4. Experimental Results

Grokking: In a 2-layer transformer trained on modular division, DLR dropped significantly (0.51 $\to$ 0.11) at the moment of "grokking" (sudden generalization), capturing the transition to rich dynamics before accuracy fully stabilized.
Target Downscaling: When targets were scaled down (inducing laziness), DLR increased (became "lazier"), while other metrics like parameter norms remained static or behaved inconsistently.
Batch Normalization: On CIFAR-100, VGG-16 without BN had a high DLR (0.66, lazy) and poor test accuracy (21.7%). With BN, DLR dropped to 0.073 (rich) and accuracy jumped to 72.0%.
Label Shuffling: Models trained on shuffled labels still exhibited rich dynamics (low DLR), confirming that the low-rank bias is a strong inductive bias of the optimizer/architecture, independent of the data structure.

5. Significance and Conclusion

Diagnostic Tool: DLR provides a practical, scalable way to diagnose whether a model is learning features (rich) or just fitting a linear map on fixed features (lazy), without needing to wait for convergence or rely on test accuracy.
Theoretical Insight: It reframes Neural Collapse not just as a geometric property of class means, but as a manifestation of low-rank dynamical bias.
Decoupling: The work successfully decouples "dynamical richness" from "representation quality," showing that while they often align, they are distinct phenomena.
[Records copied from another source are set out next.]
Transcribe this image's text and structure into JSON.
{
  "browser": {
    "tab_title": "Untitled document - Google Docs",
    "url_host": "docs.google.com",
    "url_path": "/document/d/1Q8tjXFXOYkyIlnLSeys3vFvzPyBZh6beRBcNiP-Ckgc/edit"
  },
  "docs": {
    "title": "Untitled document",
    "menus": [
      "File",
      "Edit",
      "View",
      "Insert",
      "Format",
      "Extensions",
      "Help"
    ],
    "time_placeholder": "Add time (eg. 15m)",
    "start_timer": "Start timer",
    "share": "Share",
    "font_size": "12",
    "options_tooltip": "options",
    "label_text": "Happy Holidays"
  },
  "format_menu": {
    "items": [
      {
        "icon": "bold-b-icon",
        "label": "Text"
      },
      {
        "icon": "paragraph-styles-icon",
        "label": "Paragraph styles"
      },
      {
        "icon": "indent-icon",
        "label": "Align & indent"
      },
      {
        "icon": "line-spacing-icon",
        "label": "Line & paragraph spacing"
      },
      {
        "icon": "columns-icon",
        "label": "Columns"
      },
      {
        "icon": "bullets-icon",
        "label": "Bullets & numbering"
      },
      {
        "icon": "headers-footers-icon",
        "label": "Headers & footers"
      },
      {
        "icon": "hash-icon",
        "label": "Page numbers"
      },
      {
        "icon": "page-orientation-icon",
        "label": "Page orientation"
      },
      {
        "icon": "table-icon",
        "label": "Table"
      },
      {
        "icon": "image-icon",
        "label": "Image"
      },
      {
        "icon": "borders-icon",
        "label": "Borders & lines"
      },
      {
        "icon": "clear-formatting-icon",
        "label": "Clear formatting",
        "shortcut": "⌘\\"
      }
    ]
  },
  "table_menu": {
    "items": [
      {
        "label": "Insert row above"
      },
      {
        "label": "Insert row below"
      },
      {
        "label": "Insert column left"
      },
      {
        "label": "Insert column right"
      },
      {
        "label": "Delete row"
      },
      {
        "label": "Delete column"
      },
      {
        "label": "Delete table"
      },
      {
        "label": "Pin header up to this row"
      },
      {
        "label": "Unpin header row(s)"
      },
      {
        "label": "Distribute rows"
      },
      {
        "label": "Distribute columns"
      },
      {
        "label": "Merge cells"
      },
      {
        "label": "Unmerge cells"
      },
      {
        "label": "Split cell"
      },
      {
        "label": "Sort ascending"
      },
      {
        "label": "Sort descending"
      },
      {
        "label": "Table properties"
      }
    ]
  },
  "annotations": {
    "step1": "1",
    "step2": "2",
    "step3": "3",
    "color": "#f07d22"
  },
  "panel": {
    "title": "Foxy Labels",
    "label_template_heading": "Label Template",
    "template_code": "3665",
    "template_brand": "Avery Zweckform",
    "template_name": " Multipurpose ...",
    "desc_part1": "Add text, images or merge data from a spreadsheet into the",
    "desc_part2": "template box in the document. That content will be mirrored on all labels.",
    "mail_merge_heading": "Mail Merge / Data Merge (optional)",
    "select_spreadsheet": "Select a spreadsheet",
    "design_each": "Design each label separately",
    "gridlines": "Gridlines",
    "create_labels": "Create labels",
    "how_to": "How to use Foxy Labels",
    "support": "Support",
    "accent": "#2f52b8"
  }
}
A model can be rich but fail to generalize (if the bias is wrong), or be lazy and generalize well (if the features are already good).
Future Impact: This metric offers a foundation for theoretical studies on how training hyperparameters (learning rate, batch size, architecture) influence the dynamics of learning, potentially leading to better optimization strategies and architecture designs.

In summary, the paper provides a rigorous, efficient, and label-independent framework to measure the "richness" of neural network training dynamics, resolving ambiguities in prior literature and offering new insights into phenomena like grokking and the role of batch normalization.